NOTE: Pelican's Central Services are responsible for connecting Data Repositories and data consumers, but a core part of Pelican's architecture is that objects never pass through the Central Services. In fact, the federation’s Central Services are unable to access any authorization-protected objects via Origins unless the Origin mints a token granting that permission. In this way, Origins that don’t allow their data to be staged/cached in the federation need not trust the federation operators, because each Origin acts as its own token issuer and is solely responsible for deciding which requests to respect. This architecture also prevents the creation of centralized bottlenecks as a federation grows.
Director Service
Data access in a Pelican federation requires two fundamental pieces of information -- the federation's hostname (also called the root of the federation), and the name of the object within the federation. Notably, the hostnames of any Origins that facilitate access to objects are absent from that list. Instead, the Pelican model uses the federation root to discover and route all Client requests for objects through its Director, an HTTP server whose job is determining the best location(s) at which to access a given object. In some cases, this is accomplished by redirecting clients to a nearby Cache that might already have a copy of the object, and in other cases the Director might send the client to an Origin that can provide direct access.

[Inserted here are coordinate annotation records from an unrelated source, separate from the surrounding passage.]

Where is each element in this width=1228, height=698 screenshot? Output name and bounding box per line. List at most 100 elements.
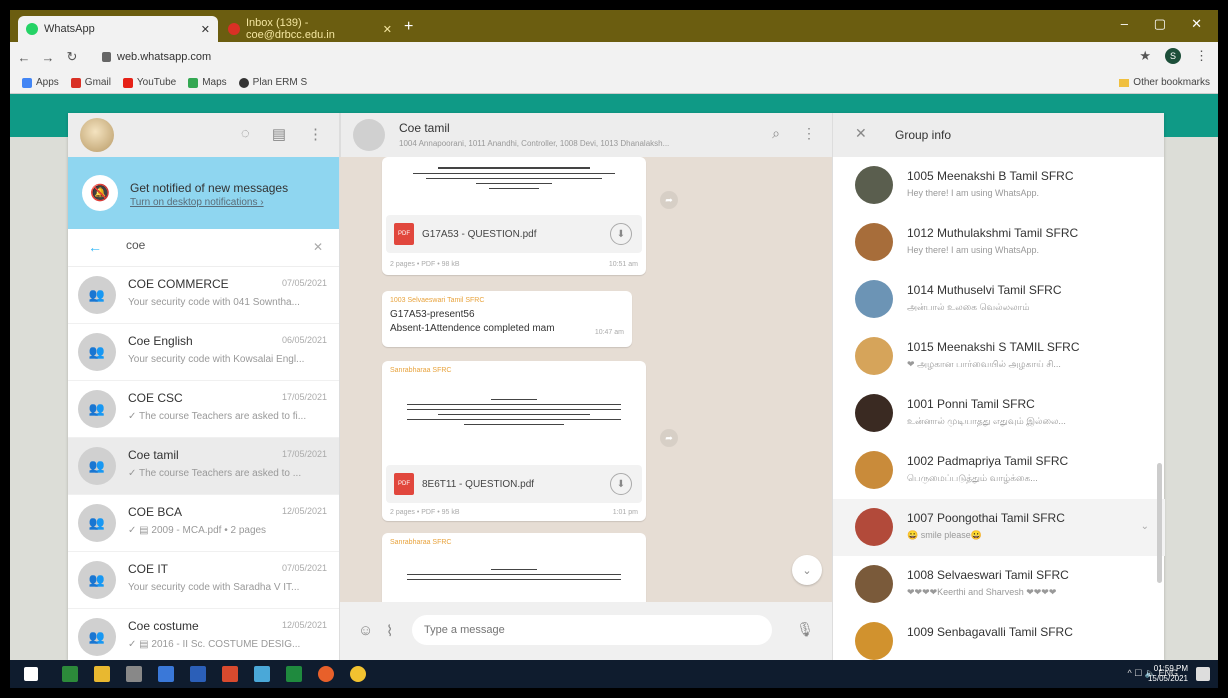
clear-search-icon[interactable]: ✕ xyxy=(313,240,323,254)
gmail-favicon-icon xyxy=(228,23,240,35)
windows-start-icon[interactable] xyxy=(24,667,38,681)
browser-tab-bar: WhatsApp ✕ Inbox (139) - coe@drbcc.edu.i… xyxy=(10,10,1218,42)
browser-toolbar: ← → ↻ web.whatsapp.com ★ S ⋮ xyxy=(10,42,1218,72)
tab-label: Inbox (139) - coe@drbcc.edu.in xyxy=(246,17,335,41)
member-item[interactable]: 1014 Muthuselvi Tamil SFRC அன்பால் உலகை … xyxy=(833,271,1165,328)
message-time: 10:51 am xyxy=(608,261,638,268)
status-icon[interactable]: ◌ xyxy=(241,125,250,143)
member-item[interactable]: 1001 Ponni Tamil SFRC உன்னால் முடியாதது … xyxy=(833,385,1165,442)
back-icon[interactable]: ← xyxy=(14,50,34,65)
other-bookmarks[interactable]: Other bookmarks xyxy=(1119,77,1210,88)
window-close-icon[interactable]: ✕ xyxy=(1191,16,1202,32)
conversation-panel: Coe tamil 1004 Annapoorani, 1011 Anandhi… xyxy=(340,113,832,660)
forward-icon[interactable]: ➦ xyxy=(660,429,678,447)
member-item[interactable]: 1008 Selvaeswari Tamil SFRC ❤❤❤❤Keerthi … xyxy=(833,556,1165,613)
file-attachment[interactable]: PDF G17A53 - QUESTION.pdf ⬇ xyxy=(386,215,642,253)
chat-search: ← ✕ xyxy=(68,229,339,267)
bookmark-maps[interactable]: Maps xyxy=(188,77,227,88)
chevron-down-icon[interactable]: ⌄ xyxy=(1141,521,1149,532)
menu-icon[interactable]: ⋮ xyxy=(308,125,323,143)
file-name: G17A53 - QUESTION.pdf xyxy=(422,228,537,240)
download-icon[interactable]: ⬇ xyxy=(610,223,632,245)
forward-icon[interactable]: → xyxy=(38,50,58,65)
youtube-icon xyxy=(122,77,133,88)
powerpoint-icon[interactable] xyxy=(222,666,238,682)
firefox-icon[interactable] xyxy=(318,666,334,682)
close-tab-icon[interactable]: ✕ xyxy=(383,23,392,36)
app-icon[interactable] xyxy=(62,666,78,682)
search-input[interactable] xyxy=(126,238,306,252)
message-list: PDF G17A53 - QUESTION.pdf ⬇ 2 pages • PD… xyxy=(340,157,832,602)
chat-item-coe-csc[interactable]: 👥 COE CSC 17/05/2021 ✓ The course Teache… xyxy=(68,381,339,438)
app-icon[interactable] xyxy=(158,666,174,682)
excel-icon[interactable] xyxy=(286,666,302,682)
member-item[interactable]: 1007 Poongothai Tamil SFRC 😀 smile pleas… xyxy=(833,499,1165,556)
member-item[interactable]: 1002 Padmapriya Tamil SFRC பெருமைப்படுத்… xyxy=(833,442,1165,499)
scroll-down-icon[interactable]: ⌄ xyxy=(792,555,822,585)
chat-item-coe-tamil[interactable]: 👥 Coe tamil 17/05/2021 ✓ The course Teac… xyxy=(68,438,339,495)
file-meta: 2 pages • PDF • 98 kB xyxy=(390,261,460,268)
close-tab-icon[interactable]: ✕ xyxy=(201,23,210,36)
new-chat-icon[interactable]: ▤ xyxy=(272,125,286,143)
microphone-icon[interactable]: 🎙 xyxy=(796,621,814,638)
action-center-icon[interactable] xyxy=(1196,667,1210,681)
message-time: 1:01 pm xyxy=(612,509,638,516)
chat-item-coe-bca[interactable]: 👥 COE BCA 12/05/2021 ✓ ▤ 2009 - MCA.pdf … xyxy=(68,495,339,552)
new-tab-icon[interactable]: + xyxy=(404,18,413,36)
word-icon[interactable] xyxy=(190,666,206,682)
windows-taskbar: ^ ☐ 🔈 ENG 01:59 PM 15/05/2021 xyxy=(10,660,1218,688)
chrome-icon[interactable] xyxy=(350,666,366,682)
reload-icon[interactable]: ↻ xyxy=(62,49,82,65)
member-item[interactable]: 1012 Muthulakshmi Tamil SFRC Hey there! … xyxy=(833,214,1165,271)
member-item[interactable]: 1005 Meenakshi B Tamil SFRC Hey there! I… xyxy=(833,157,1165,214)
app-icon[interactable] xyxy=(254,666,270,682)
member-avatar xyxy=(855,394,893,432)
message-line: G17A53-present56 xyxy=(390,309,475,320)
app-icon[interactable] xyxy=(126,666,142,682)
message-time: 10:47 am xyxy=(594,329,624,336)
message-sender: 1003 Selvaeswari Tamil SFRC xyxy=(390,297,485,304)
member-avatar xyxy=(855,223,893,261)
profile-avatar[interactable]: S xyxy=(1165,48,1181,64)
maximize-icon[interactable]: ▢ xyxy=(1154,16,1166,32)
tab-whatsapp[interactable]: WhatsApp ✕ xyxy=(18,16,218,42)
emoji-icon[interactable]: ☺ xyxy=(358,622,373,639)
file-explorer-icon[interactable] xyxy=(94,666,110,682)
taskbar-clock[interactable]: 01:59 PM 15/05/2021 xyxy=(1148,664,1188,684)
minimize-icon[interactable]: – xyxy=(1121,16,1128,31)
attach-icon[interactable]: ⌇ xyxy=(386,622,393,640)
message-line: Absent-1Attendence completed mam xyxy=(390,323,555,334)
tab-inbox[interactable]: Inbox (139) - coe@drbcc.edu.in ✕ xyxy=(220,16,400,42)
menu-icon[interactable]: ⋮ xyxy=(802,125,816,142)
group-avatar-icon: 👥 xyxy=(78,390,116,428)
chat-item-coe-costume[interactable]: 👥 Coe costume 12/05/2021 ✓ ▤ 2016 - II S… xyxy=(68,609,339,666)
browser-menu-icon[interactable]: ⋮ xyxy=(1195,48,1208,64)
message-input[interactable] xyxy=(412,615,772,645)
bookmark-plan[interactable]: Plan ERM S xyxy=(238,77,307,88)
my-avatar[interactable] xyxy=(80,118,114,152)
conversation-header[interactable]: Coe tamil 1004 Annapoorani, 1011 Anandhi… xyxy=(340,113,832,157)
member-item[interactable]: 1015 Meenakshi S TAMIL SFRC ❤ அழகான பார்… xyxy=(833,328,1165,385)
bookmark-apps[interactable]: Apps xyxy=(22,77,59,88)
enable-notifications-link[interactable]: Turn on desktop notifications › xyxy=(130,197,264,208)
chat-item-coe-commerce[interactable]: 👥 COE COMMERCE 07/05/2021 Your security … xyxy=(68,267,339,324)
member-item[interactable]: 1009 Senbagavalli Tamil SFRC xyxy=(833,613,1165,660)
scrollbar[interactable] xyxy=(1157,463,1162,583)
bookmark-gmail[interactable]: Gmail xyxy=(70,77,111,88)
screen: WhatsApp ✕ Inbox (139) - coe@drbcc.edu.i… xyxy=(10,10,1218,688)
search-back-icon[interactable]: ← xyxy=(88,239,102,255)
chat-item-coe-it[interactable]: 👥 COE IT 07/05/2021 Your security code w… xyxy=(68,552,339,609)
chat-item-coe-english[interactable]: 👥 Coe English 06/05/2021 Your security c… xyxy=(68,324,339,381)
file-attachment[interactable]: PDF 8E6T11 - QUESTION.pdf ⬇ xyxy=(386,465,642,503)
address-bar[interactable]: web.whatsapp.com xyxy=(102,47,1122,67)
bookmark-star-icon[interactable]: ★ xyxy=(1139,48,1151,64)
search-icon[interactable]: ⌕ xyxy=(772,125,780,142)
member-avatar xyxy=(855,166,893,204)
download-icon[interactable]: ⬇ xyxy=(610,473,632,495)
group-avatar-icon: 👥 xyxy=(78,618,116,656)
close-icon[interactable]: ✕ xyxy=(855,125,867,142)
bookmark-youtube[interactable]: YouTube xyxy=(122,77,176,88)
member-avatar xyxy=(855,337,893,375)
group-avatar-icon: 👥 xyxy=(78,447,116,485)
forward-icon[interactable]: ➦ xyxy=(660,191,678,209)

Generally, the Director's hostname is used as the federation's hostname because it auto-populates and makes available the federation's metadata. This information is hosted at the discovery endpoint, a URL obtained by appending /.well-known/pelican-configuration
to the federation's root. However, some federations may wish to set up the Director/Registry as subdomains of the federation's hostname. For example, the OSDF breaks these two endpoints apart by providing federation metadata at osg-htc.org, which then points to osdf-director.osg-htc.org
and osdf-registry.osg-htc.org
, respectively.
All Origins and Caches in a federation send periodic advertisements to the discovered Director at a default interval of 1 minute to let it know where they can be accessed, which namespace(s) they provide, and any information pertaining to data access policies (such as authorization schemes). In this way, the Director is the only service that has a nearly real-time view of all the Origins and Caches in the federation -- if an Origin or Cache fails to re-advertise after the required period (15 minutes by default), it is assumed to be offline until another advertisement is received, and the Director will stop sending clients to that location.
Registry Service
Whenever a new Origin or Cache is created and added to a federation, its first step is to register itself with the Registry, which acts as the federation's locus of trust. In the case of Origins, the process of registration entails sending the Registry the namespace prefix the Origin exports, along with the Origin's public key and a variety of other bookkeeping information. After the Registry and the Origin have performed a handshake that proves the Origin owns the corresponding private key, the Registry stores the information in a persistent database.
This process serves two purposes -- first, whenever the Origin re-advertises with the federation's Director, the Director can verify the authenticity of those advertisements through public/private key asymmetric cryptography by looking at the Registry's stored public key for that Origin and namespace. Second, the Registry's persistent database prevents other Origins from registering namespaces under an already-registered namespace without first proving they're allowed to do so by the namespace owner (i.e. the entity that possesses the appropriate private key).